Still a Werther stands or falls with the tenor: four big arias and several fine duets and I’m glad to report that Marcelo Álvarez is somewhat of a surprise. He acts with dignity and absolute conviction and succeeds in believing him to be a real person. No mean feat as he is a little bit suffering from that well-known operatic disease: Pavarottism; that means fasting before a performance and then wolfing down tons of food so that the romantic hero’s credibility starts to suffer. I’m not much impressed by his Italian roles. The voice is not incisive enough and lacks somewhat in colour. But in this Werther he shows rounded tones, good pronunciation and a fine use of dynamics. He knows how to tune down the voice to some fine pianissimo before once more launching with full voice into one of those murderous monologues. He is somewhat below his very best in what should be the high point of his role, the aria “Pourquoi me réveiller”. But he is not much helped by the conductor.

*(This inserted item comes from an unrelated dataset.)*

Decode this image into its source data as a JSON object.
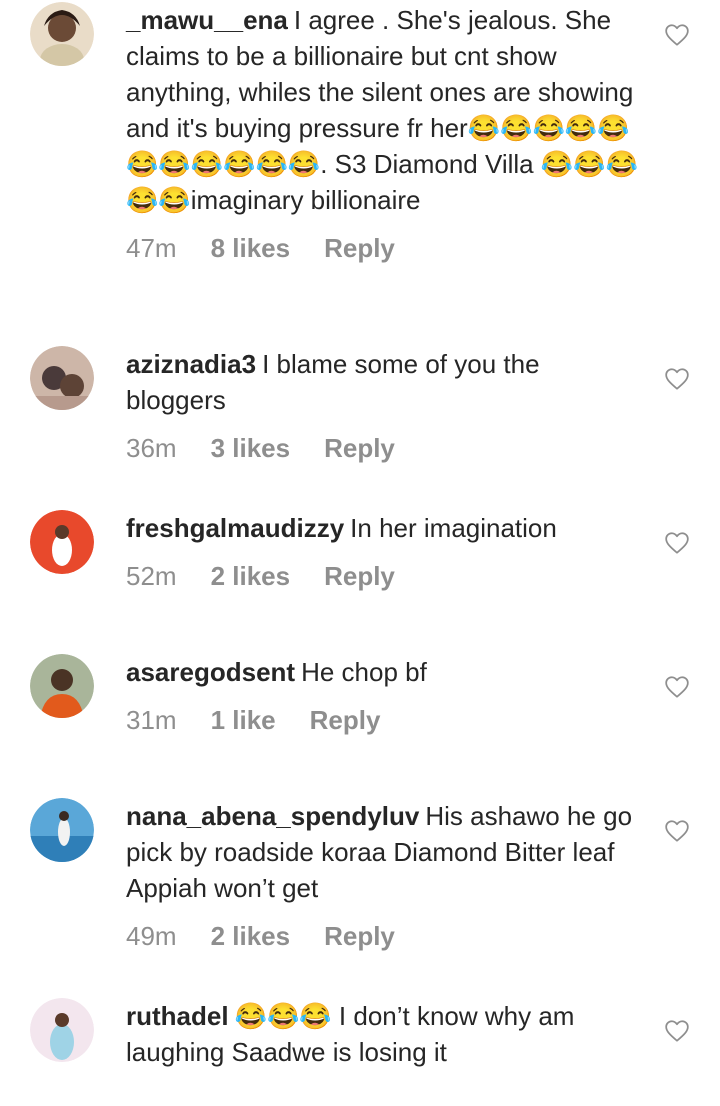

Swiss Philippe Jordan has a formidable orchestra at his disposal and most of the time he succeeds well in pacing the performance but now and then his inexperience shows in the tempi he chooses. Like many a youthful conductor, he wants to wring every drop of emotion out of a score and sometimes does it by tempi that are either too quick or too slow. He rushes his tenor during Werther’s second aria “J’aurais sur ma poitrine” and Álvarez proves he has reserves of breath. On the other hand the music comes almost to a standstill in Charlotte’s monologue before picking up too fast a pace.

That and some careless details make this DVD less than perfect. But yes, I shall have difficulties watching another Werther in wigs and crinoline.